World Resources Institute and Citigroup Team up to Report on Solutions to Climate Change

World Resources Institute and Citigroup Team up to Report on Solutions to Climate Change

Following up on its collaborative report with Merrill Lynch last year on how climate change will impact the auto sector, the World Resources Institute (WRI) has again paired with a Wall Street firm to produce climate-related research. Citigroup and WRI recently released a report titled Investing in Solutions to Climate Change, which identifies 12 companies set to benefit from global warming by offering products and services in four areas of climate change mitigation.

The report fits into a larger trend of mainstream financial firms producing research on corporate social and environmental issues formerly addressed primarily by socially responsible investing (SRI) analysts. However, the report's exclusive focus on climate issues steers some of its findings outside the SRI umbrella, as some companies working proactively on climate are also retroactive actors on other social and environmental issues elsewhere in their businesses.

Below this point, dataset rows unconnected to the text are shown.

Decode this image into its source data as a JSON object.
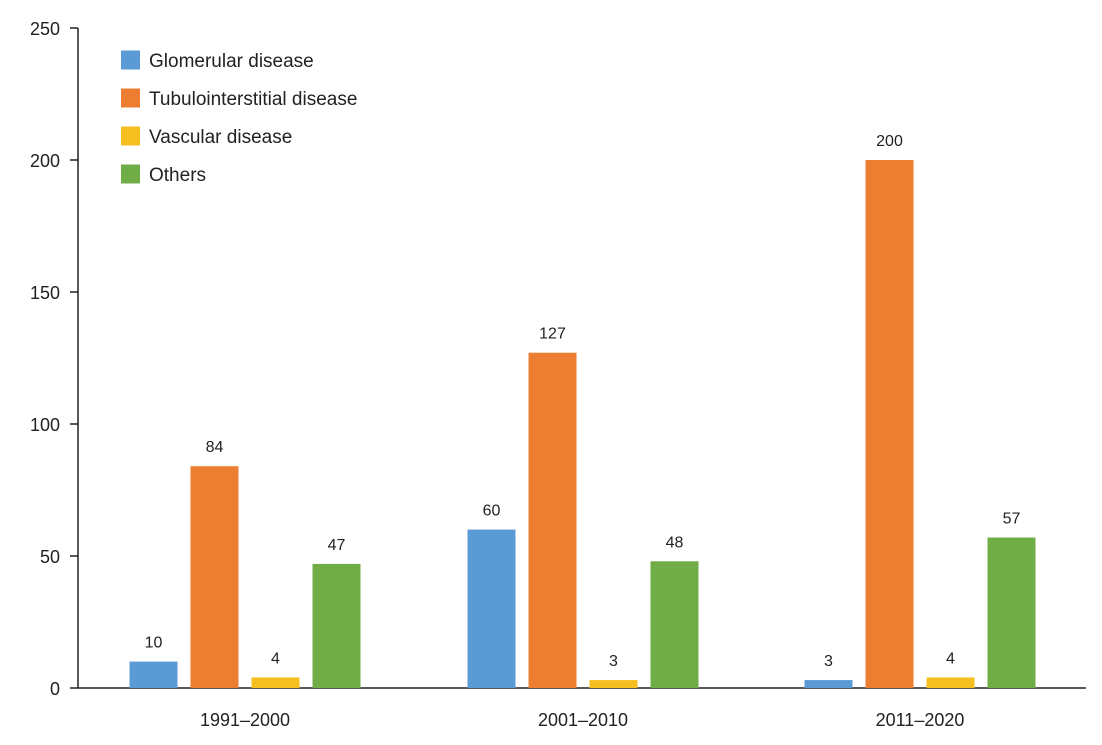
{
  "chart_data": {
    "type": "bar",
    "title": "",
    "xlabel": "",
    "ylabel": "",
    "categories": [
      "1991–2000",
      "2001–2010",
      "2011–2020"
    ],
    "series": [
      {
        "name": "Glomerular disease",
        "color": "#5b9bd5",
        "values": [
          10,
          60,
          3
        ]
      },
      {
        "name": "Tubulointerstitial disease",
        "color": "#ed7d31",
        "values": [
          84,
          127,
          200
        ]
      },
      {
        "name": "Vascular disease",
        "color": "#f5bf1f",
        "values": [
          4,
          3,
          4
        ]
      },
      {
        "name": "Others",
        "color": "#70ad47",
        "values": [
          47,
          48,
          57
        ]
      }
    ],
    "ylim": [
      0,
      250
    ],
    "yticks": [
      0,
      50,
      100,
      150,
      200,
      250
    ],
    "grid": false,
    "legend_position": "top-left",
    "data_labels": true
  }
}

"I don't think this report is about SRI; it's about an environmental issue, climate change, that is financially material issue to a number of sectors covered by Citi analysts -- both in terms of risk but also in terms of opportunities," said Fred Wellington, senior financial analyst with WRI's capital markets research team, who contributed to the report. "There is demand from the institutional investor community for research that looks at how climate change can impact the bottom line of companies."

"Citigroup is clearly a leader on a number of environmental issues," Wellington told "This report represents another area where they see competitive advantage in integrating environmental issues into their business while meeting a demand from their clients,"

The report identifies four areas companies are addressing climate change in potentially profitable ways: improved energy conversion efficiencies; low-carbon energy conversion technologies; carbon capture and storage; and displacing high-intensity with low-intensity carbon sources. Citigroup analyst Peter Suozzo (who authored the report) then picks twelve companies with strong performance in these areas where they are generating significant revenue, and explains each company's "pick and shovel proposition" (or the tools it uses to mitigate climate change.) Companies recommended including Archer Daniels Midland, Cypress Semiconductor, Johnson Controls, Monsanto, and Waste Management.

"For investors looking for exposure to low-carbon technologies, large companies operating in growth areas can offer stable upside potential, while small listed companies with proven technologies can offer more 'pure' exposure to trends toward carbon constraints," writes Suozzo.

For example, Itron makes radio-frequency-based automated meter reading (AMR) devices. In Itron's "pick and shovel" section, Suozzo identifies how AMRs enable electric utilities to manage supply and demand more efficiently and incentivize conservation by charging more for electricity at peak demand times. He then provides numerous specific examples of how Itron uses its tools.

Suozzo is much less expansive on explaining the environmental for investing in Caterpillar -- the "pick and shovel" section is a mere two sentences long, explaining how Caterpillar produces low-emission diesel engines. This is also an instance where a company's climate-related benefits may not outweigh its social risks -- in this instance, Caterpillar's refusal to address human rights concerns associated with the use of its bulldozers by the Israel military to destroy Palestinian homesteads.

Indeed, investors must weigh the degree to which the environmental benefits outlined in the report drive business for the companies recommended. Suozzo admits as much in profile on General Electric.

"Because of the sheer size of GE's product portfolio, 'picks and shovels' climate technologies are not significant enough to drive earnings and share price on their own," he writes. "Nevertheless, GE is a significant beneficiary of regulatory and social trends, and no investor interested in this area should overlook it."

After profiling the companies, the report moves into what will likely constitute its "meat" for some readers -- its overview of climate-rated regulatory trends on the regional, national, and international sphere.

"The U.S., like Australia, has passed no binding national legislation to reduce GHG emissions," writes Suozzo. "Thus, the perception has arisen among investors that there is little activity related to climate policy or regulation of GHGs in the U.S.."

"While this may have been true some years ago, there is sufficient activity at the current session of the U.S. Congress, as well as at the state and local level, to warrant investor attention," he adds. "A 'push-me-pull-you' dynamic is at work: Society and some politicians are 'pushing' for regulation, while business is 'pulling' for certainty and solutions."

The report outlines the various climate-related bills and proposed legislation. These range from the Strong Economy and Climate Protection Act of 2006 introduced by Senator Feinstein (D-CA), which seeks to place market-based caps on GHG emissions, to the Keep America Competitive Global Warming Policy Act of 2006 introduced by Representatives Udall (D-NM) and Petri (R-WI), which proposes a cap-and-trade framework.

While the report takes an ecumenical stance on the politics of climate change, it does seek to inform investors of how climate-related regulations will impact business.

"Arguably, from the standpoint of business, a comprehensive federal response to climate change is preferable to a patchwork of state and local climate policies," write Suozzo. "However, precisely when the U.S. will reach this point is unclear."